In his apartment there was no party, no people at all but us three, and, to tell the truth, the big front room looked not quite furnished. There were places to sit, but it was as if earlier in the evening a couple of broad-backed movers had lugged in the black leather couch and the small white and black rug, the metal floor lamps, the chair made of chrome and canvas. These were set at one end of the room like rocks in a river. The rest of the wood floor was bare and shiny. Along one wall, shelves held records and what looked like fancy stereo equipment. On the opposite wall hung a bunch of photographs. These were black and white and all, as far as I could see, of naked men and women arched or folded into dancer's poses.
While Stephen went out to the kitchen to find us something to drink, I walked over to look at these pictures and discovered the people in them were not in fact naked, but wearing leotards. I supposed that Del had something to do with dancing as well as acting.
"Got anything new?"That was Stephen's voice calling from the kitchen. "You lost out to Franz at the Tuppenny, didn't you?"
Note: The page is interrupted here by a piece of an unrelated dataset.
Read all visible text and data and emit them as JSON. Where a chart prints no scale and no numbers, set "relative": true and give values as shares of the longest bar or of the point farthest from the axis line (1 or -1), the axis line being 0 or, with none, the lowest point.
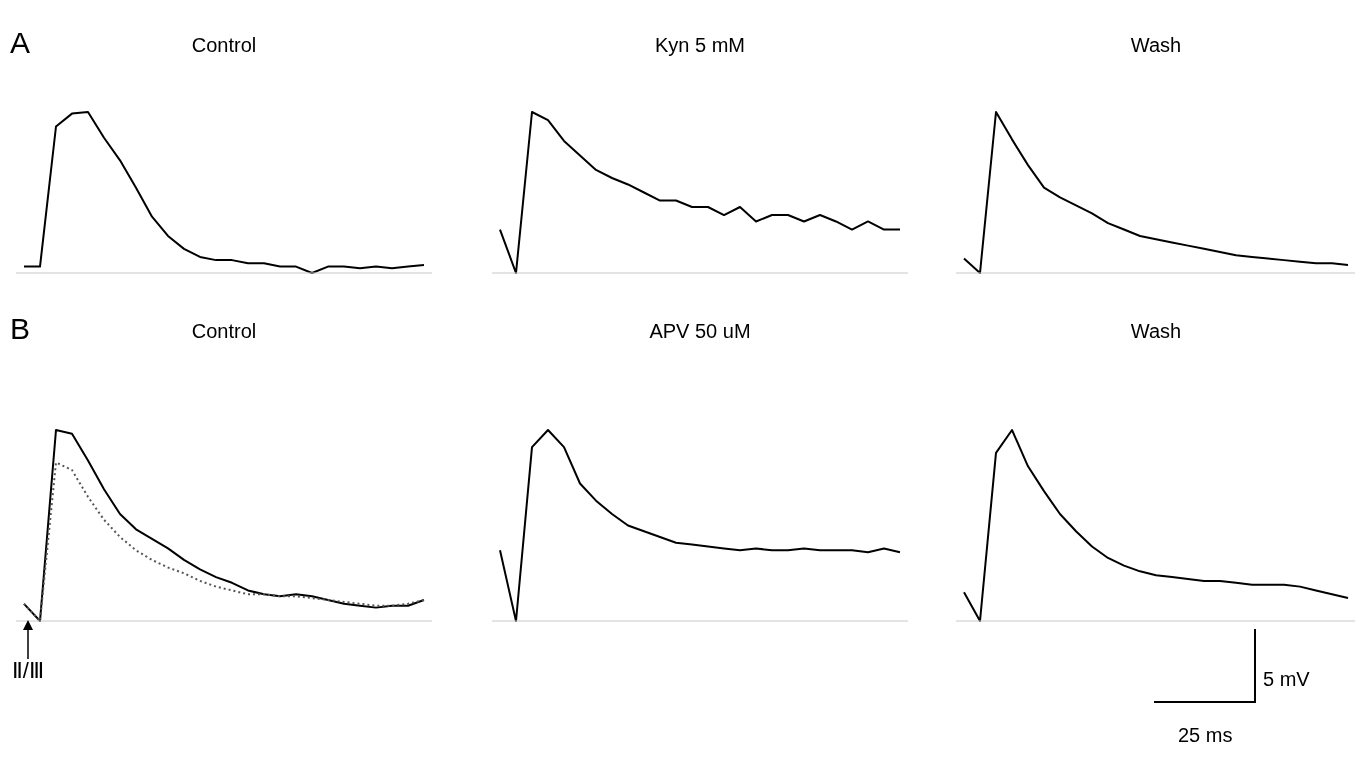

Del had dropped down onto his leather couch. The cushions had made a sound like a slow fart as his body sank into them. His eyes had been following my stroll along the wall, and now I saw them squeeze shut for a second, as though the mention of his losing out to whoever Franz might be was too much for him to bear. He drew a hand across his brow, like Camille dying in the old movie. "Oh, Stephen," he said, "don't remind me. You know the drill, mostly voice-overs...nausea first and last. I did read for Gustav last week, but of course I haven't heard. It's just—"
"Are you sure you've got something decent to drink out here?" That was Stephen again.
"Of course, I do, Stephen, dear. Over the fridge. Just look. I had some grass too. Jean-François brought me a tot of Acapulco Gold last week. He buys it over at the université. But that's all gone bye-bye now." He glanced over at me then. I was still standing in my coat, more or less in the middle of the room. "Do sit down, Nancy Jean, darling, and do take off that long, long coat."
I slid out of my coat and then lowered myself into the chair. Del pulled out a pack of cigarettes and lit himself one. He sighed as he exhaled, and then, as if it was almost more than he could manage, he tossed the pack and his lighter to me. "Sorry, darling. I'm a beast when I'm not working."
I took a cigarette from his pack and lit it. The cigarette tasted dry and hot, as though the tobacco was old. I didn't much like to smoke in any case, but I persisted, taking big drags and exhaling as fiercely as I dared. I'd decided that I needed to do something in order to make my presence felt. Stephen came back with three glassfuls of a dark brown liquid that smelled of prunes but tasted worse than any prunes I'd ever been made to eat.